If Petraeus is right about one thing is that much of what Israel has done in the region, particularly in Lebanon against Hezbollah, and the subsequent defanging of Iran’s proxy militias, has been little short of spectacular. When it comes to Gaza, however, whether or not COIN is the right approach, there is much to criticize in the current government’s conduct of the war.
BONUS INSIGHT:
The War With Iran Put Israel’s Ties With the Arab World to the Test
In my recent World Politics Review column I examined how Israel’s bombing of Iran’s nuclear facilities, which many feared would ignite a regional war, put the Abraham Accords to the test, making Israel’s new Arab friends balance their fear of instability and of Iranian retaliation, against their decision to establish ties with Israel.
The war between Israel and Iran was a test of the relations between Israel and the handful of Arab countries with which it maintains diplomatic ties. The conflict created tensions for the pioneers of Arab-Israeli peace, Jordan and Egypt, the signatories of the recent Abraham Accords and even for Arab states that do not have formal links with Israel but pursue quiet connections.
Ultimately, however, it has confirmed the resilience of these seemingly fragile relationships. By all indications, and despite a measure of public acrimony, ties between Israel and those Arab countries have passed this stress test.

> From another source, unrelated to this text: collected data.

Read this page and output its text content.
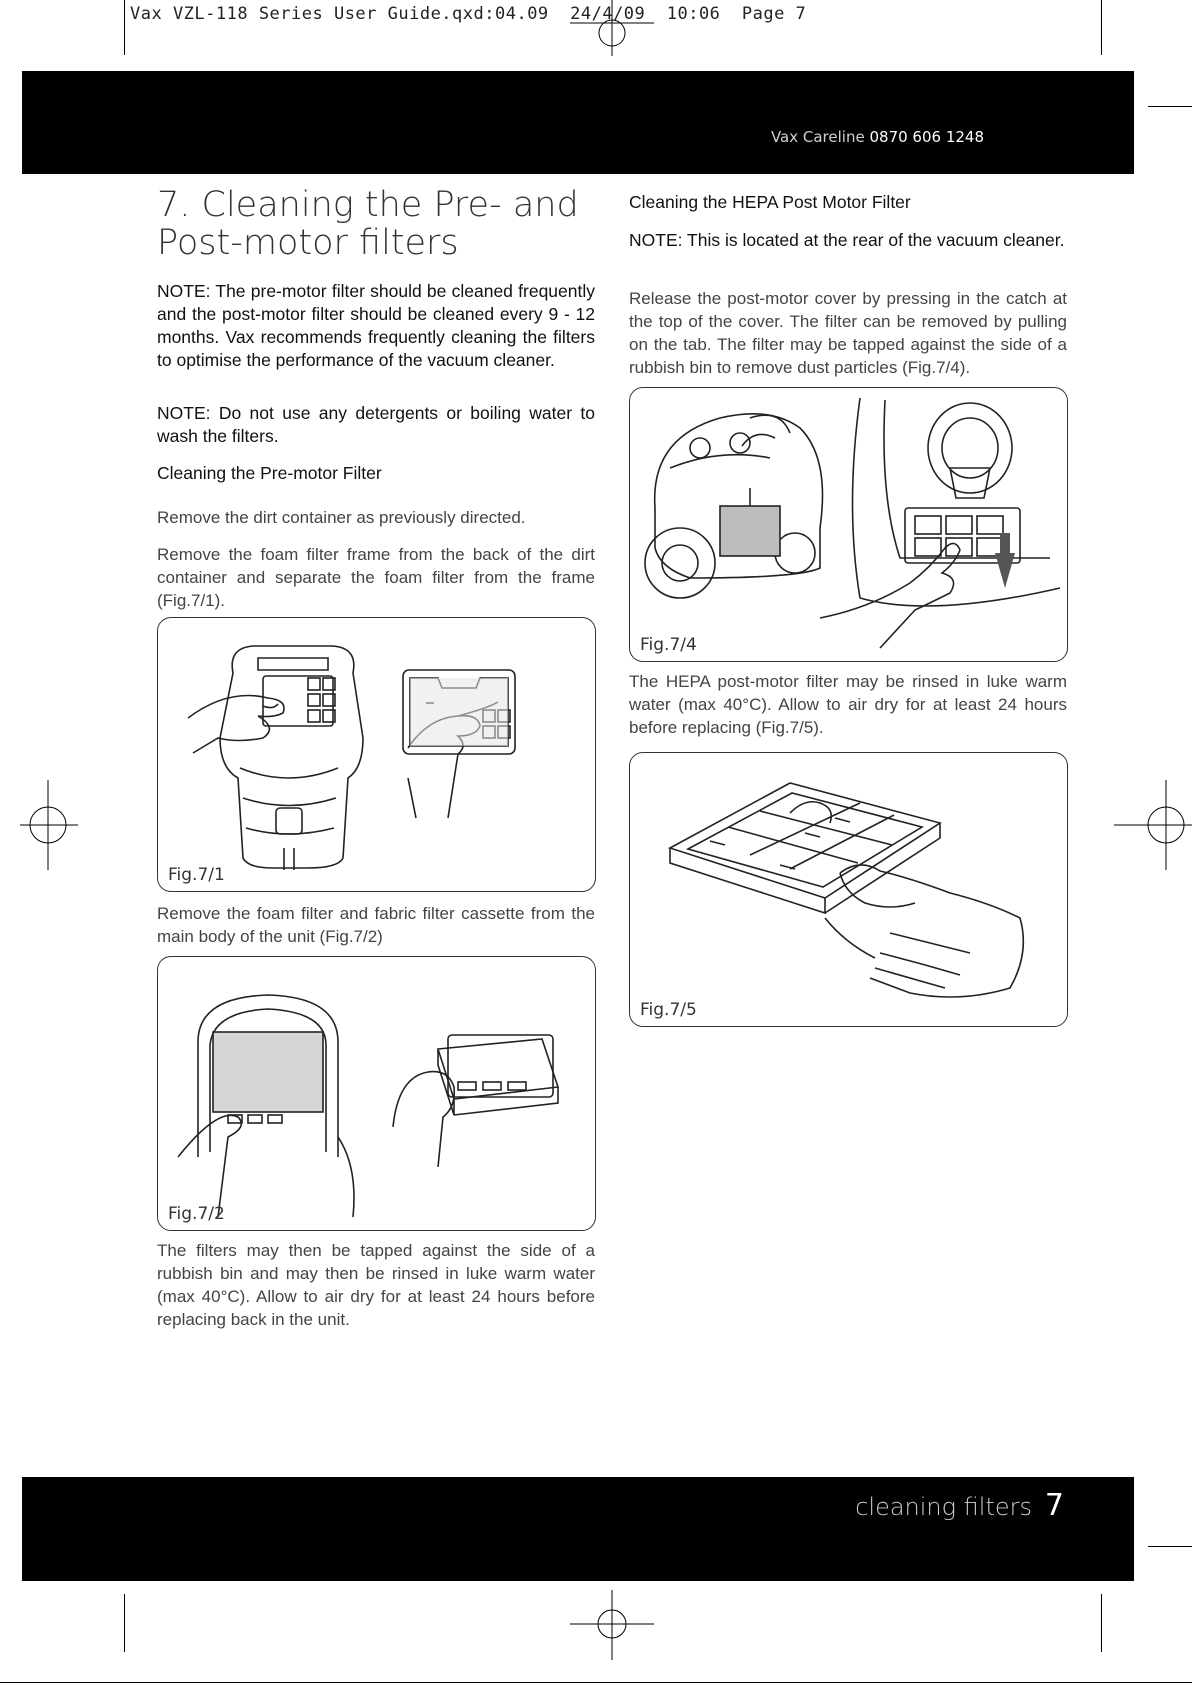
Vax VZL-118 Series User Guide.qxd:04.09  24/4/09  10:06  Page 7
Vax Careline 0870 606 1248
7. Cleaning the Pre- and
Post-motor filters

NOTE: The pre-motor filter should be cleaned frequently and the post-motor filter should be cleaned every 9 - 12 months. Vax recommends frequently cleaning the filters to optimise the performance of the vacuum cleaner.

NOTE: Do not use any detergents or boiling water to wash the filters.

Cleaning the Pre-motor Filter

Remove the dirt container as previously directed.

Remove the foam filter frame from the back of the dirt container and separate the foam filter from the frame (Fig.7/1).

Fig.7/1

Remove the foam filter and fabric filter cassette from the main body of the unit (Fig.7/2)

Fig.7/2

The filters may then be tapped against the side of a rubbish bin and may then be rinsed in luke warm water (max 40°C). Allow to air dry for at least 24 hours before replacing back in the unit.

Cleaning the HEPA Post Motor Filter

NOTE: This is located at the rear of the vacuum cleaner.

Release the post-motor cover by pressing in the catch at the top of the cover. The filter can be removed by pulling on the tab. The filter may be tapped against the side of a rubbish bin to remove dust particles (Fig.7/4).

Fig.7/4

The HEPA post-motor filter may be rinsed in luke warm water (max 40°C). Allow to air dry for at least 24 hours before replacing (Fig.7/5).

Fig.7/5
cleaning filters 7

Russian Oligarchs Are Back in Putin’s Crosshairs
Russian oligarchs have been falling out of the windows of their gleaming high rises, and getting yanked out of their private planes by security forces. I wrote about how the pace of these events has been accelerating in Putin’s Russia.

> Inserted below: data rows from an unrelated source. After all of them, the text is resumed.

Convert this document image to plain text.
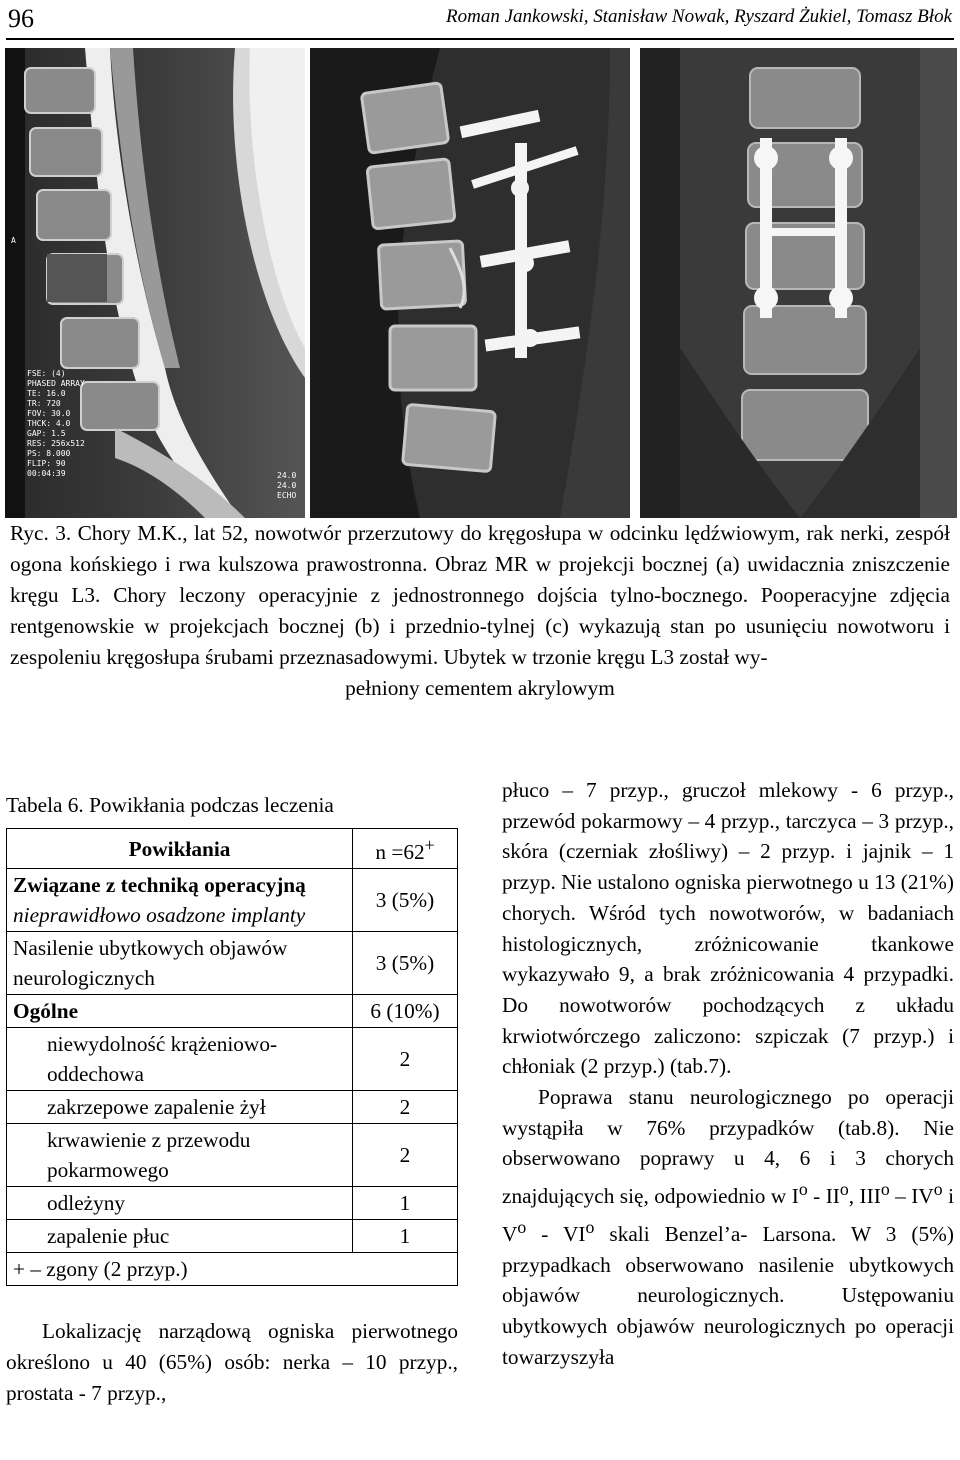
96	Roman Jankowski, Stanisław Nowak, Ryszard Żukiel, Tomasz Błok
A
FSE: (4)
PHASED ARRAY
TE: 16.0
TR: 720
FOV: 30.0
THCK: 4.0
GAP: 1.5
RES: 256x512
PS: 8.000
FLIP: 90
00:04:39	24.0
24.0
ECHO
Ryc. 3. Chory M.K., lat 52, nowotwór przerzutowy do kręgosłupa w odcinku lędźwiowym, rak nerki, zespół ogona końskiego i rwa kulszowa prawostronna. Obraz MR w projekcji bocznej (a) uwidacznia zniszczenie kręgu L3. Chory leczony operacyjnie z jednostronnego dojścia tylno-bocznego. Pooperacyjne zdjęcia rentgenowskie w projekcjach bocznej (b) i przednio-tylnej (c) wykazują stan po usunięciu nowotworu i zespoleniu kręgosłupa śrubami przeznasadowymi. Ubytek w trzonie kręgu L3 został wy-
pełniony cementem akrylowym

Tabela 6. Powikłania podczas leczenia

Powikłania	n =62+

Związane z techniką operacyjną
nieprawidłowo osadzone implanty	3 (5%)
Nasilenie ubytkowych objawów neurologicznych	3 (5%)
Ogólne	6 (10%)
niewydolność krążeniowo-oddechowa	2
zakrzepowe zapalenie żył	2
krwawienie z przewodu pokarmowego	2
odleżyny	1
zapalenie płuc	1
+ – zgony (2 przyp.)	

Lokalizację narządową ogniska pierwotnego określono u 40 (65%) osób: nerka – 10 przyp., prostata - 7 przyp.,

płuco – 7 przyp., gruczoł mlekowy - 6 przyp., przewód pokarmowy – 4 przyp., tarczyca – 3 przyp., skóra (czerniak złośliwy) – 2 przyp. i jajnik – 1 przyp. Nie ustalono ogniska pierwotnego u 13 (21%) chorych. Wśród tych nowotworów, w badaniach histologicznych, zróżnicowanie tkankowe wykazywało 9, a brak zróżnicowania 4 przypadki. Do nowotworów pochodzących z układu krwiotwórczego zaliczono: szpiczak (7 przyp.) i chłoniak (2 przyp.) (tab.7).

Poprawa stanu neurologicznego po operacji wystąpiła w 76% przypadków (tab.8). Nie obserwowano poprawy u 4, 6 i 3 chorych znajdujących się, odpowiednio w $I^o - II^o$, $III^o - IV^o$ i $V^o - VI^o$ skali Benzel’a- Larsona. W 3 (5%) przypadkach obserwowano nasilenie ubytkowych objawów neurologicznych. Ustępowaniu ubytkowych objawów neurologicznych po operacji towarzyszyła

On July 4, Russian security forces abruptly boarded a private jet on the tarmac of an airport in the Chelyabinsk region and reportedly arrested one of the country’s most powerful oligarchs, Konstantin Strukov, as he sought to leave the country. The same day, state media reported that Russian oil tycoon Andrey Badalov had plunged to his death from his luxury penthouse in a Moscow high-rise, with authorities preliminarily ruling the fall a suicide.
Detentions of prominent figures and suspicious deaths, including many once-powerful people who have fallen out of windows, are nothing new in President Vladimir Putin’s Russia, but the pace of such occurrences is accelerating, suggesting something has changed.